The four organizations’ concerns focus on the quality indicators that CMS chose to apply and would not effectively identify the hospices most in need of the program, the letter indicated.

“We have concerns that the quality indicators identified in the proposed CY 2024 Home Health rule will not fully identify all hospices at high risk of delivering poor-quality care and may also result in hospices that take care of large numbers of patients being disproportionately and unfairly categorized as poor-performers merely as a result of their size,” they wrote in the letter.

The SFP was among the requirements established by the Consolidated Appropriations Act of 2021.

Congress included the hospice language in response to July 2019 reports on hospice quality from the Office of the Inspector General (OIG) in the U.S. Department of Health and Human Services (HHS). CMS expects that implementing these proposals would cost an estimated $5.5 million annually.
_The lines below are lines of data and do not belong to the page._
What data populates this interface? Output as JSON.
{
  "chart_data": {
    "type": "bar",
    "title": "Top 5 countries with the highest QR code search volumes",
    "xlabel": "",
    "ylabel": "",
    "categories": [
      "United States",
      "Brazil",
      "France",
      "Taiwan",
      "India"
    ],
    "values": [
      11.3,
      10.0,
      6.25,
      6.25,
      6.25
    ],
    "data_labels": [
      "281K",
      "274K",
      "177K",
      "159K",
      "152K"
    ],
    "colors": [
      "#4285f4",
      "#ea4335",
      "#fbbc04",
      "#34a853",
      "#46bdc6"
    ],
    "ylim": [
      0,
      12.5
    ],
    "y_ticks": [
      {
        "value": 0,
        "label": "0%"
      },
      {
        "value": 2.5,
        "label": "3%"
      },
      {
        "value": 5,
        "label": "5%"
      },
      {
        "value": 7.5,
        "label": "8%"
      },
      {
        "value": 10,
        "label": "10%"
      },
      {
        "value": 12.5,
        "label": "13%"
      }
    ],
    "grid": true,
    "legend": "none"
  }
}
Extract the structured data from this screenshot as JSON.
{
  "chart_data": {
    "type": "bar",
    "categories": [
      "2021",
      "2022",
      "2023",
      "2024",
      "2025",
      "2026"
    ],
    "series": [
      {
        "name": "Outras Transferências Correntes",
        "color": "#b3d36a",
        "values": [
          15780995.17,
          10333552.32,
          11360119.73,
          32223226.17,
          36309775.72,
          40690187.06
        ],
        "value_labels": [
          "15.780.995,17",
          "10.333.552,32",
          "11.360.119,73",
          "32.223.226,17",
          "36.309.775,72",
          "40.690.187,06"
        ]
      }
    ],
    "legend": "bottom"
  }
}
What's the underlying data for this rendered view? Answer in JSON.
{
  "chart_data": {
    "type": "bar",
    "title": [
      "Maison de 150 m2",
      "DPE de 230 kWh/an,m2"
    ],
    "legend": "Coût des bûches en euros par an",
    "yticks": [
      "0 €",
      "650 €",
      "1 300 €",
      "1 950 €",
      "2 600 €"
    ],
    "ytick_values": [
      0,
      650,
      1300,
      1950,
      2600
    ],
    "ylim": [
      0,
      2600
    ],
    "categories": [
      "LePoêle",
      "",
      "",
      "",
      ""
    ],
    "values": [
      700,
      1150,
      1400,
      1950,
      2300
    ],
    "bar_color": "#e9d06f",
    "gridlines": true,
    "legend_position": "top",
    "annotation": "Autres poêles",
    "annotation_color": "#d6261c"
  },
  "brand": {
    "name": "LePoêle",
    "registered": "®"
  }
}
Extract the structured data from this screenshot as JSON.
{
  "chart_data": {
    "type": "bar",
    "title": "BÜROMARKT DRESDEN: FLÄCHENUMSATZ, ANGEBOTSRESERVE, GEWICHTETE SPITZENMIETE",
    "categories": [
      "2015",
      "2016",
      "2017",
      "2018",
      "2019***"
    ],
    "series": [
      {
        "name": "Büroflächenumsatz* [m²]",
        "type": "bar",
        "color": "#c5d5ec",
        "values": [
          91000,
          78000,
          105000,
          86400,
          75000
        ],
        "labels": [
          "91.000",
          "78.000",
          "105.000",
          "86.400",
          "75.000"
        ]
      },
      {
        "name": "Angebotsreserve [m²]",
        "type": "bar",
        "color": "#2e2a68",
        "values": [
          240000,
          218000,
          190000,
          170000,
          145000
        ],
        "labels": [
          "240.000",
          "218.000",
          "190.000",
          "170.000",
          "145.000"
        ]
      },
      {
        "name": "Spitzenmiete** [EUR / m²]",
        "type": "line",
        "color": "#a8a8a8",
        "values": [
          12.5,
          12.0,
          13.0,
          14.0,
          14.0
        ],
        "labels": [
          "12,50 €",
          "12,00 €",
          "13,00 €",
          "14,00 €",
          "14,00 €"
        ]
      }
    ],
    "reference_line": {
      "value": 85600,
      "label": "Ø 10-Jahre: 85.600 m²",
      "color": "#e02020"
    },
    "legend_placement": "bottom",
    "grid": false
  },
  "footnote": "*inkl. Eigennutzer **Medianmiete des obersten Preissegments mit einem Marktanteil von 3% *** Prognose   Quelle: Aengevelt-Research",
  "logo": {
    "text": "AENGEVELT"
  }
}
Among other recommendations, the groups proposed that CMS further delay the implementation of the SFP and that the agency issue a new proposed rule that would contain a modified algorithm

“This would help providers understand the algorithm and where they need to target improvements to ensure high-quality care,” the organizations indicated. “It would also provide more time to refine the algorithm to be sure the program is capturing an appropriate subset of hospices. The consequences of being selected for the SFP are severe, which is why the selection criteria must be designed to identify the subset of hospices that are most in need of remediation to address quality concerns.”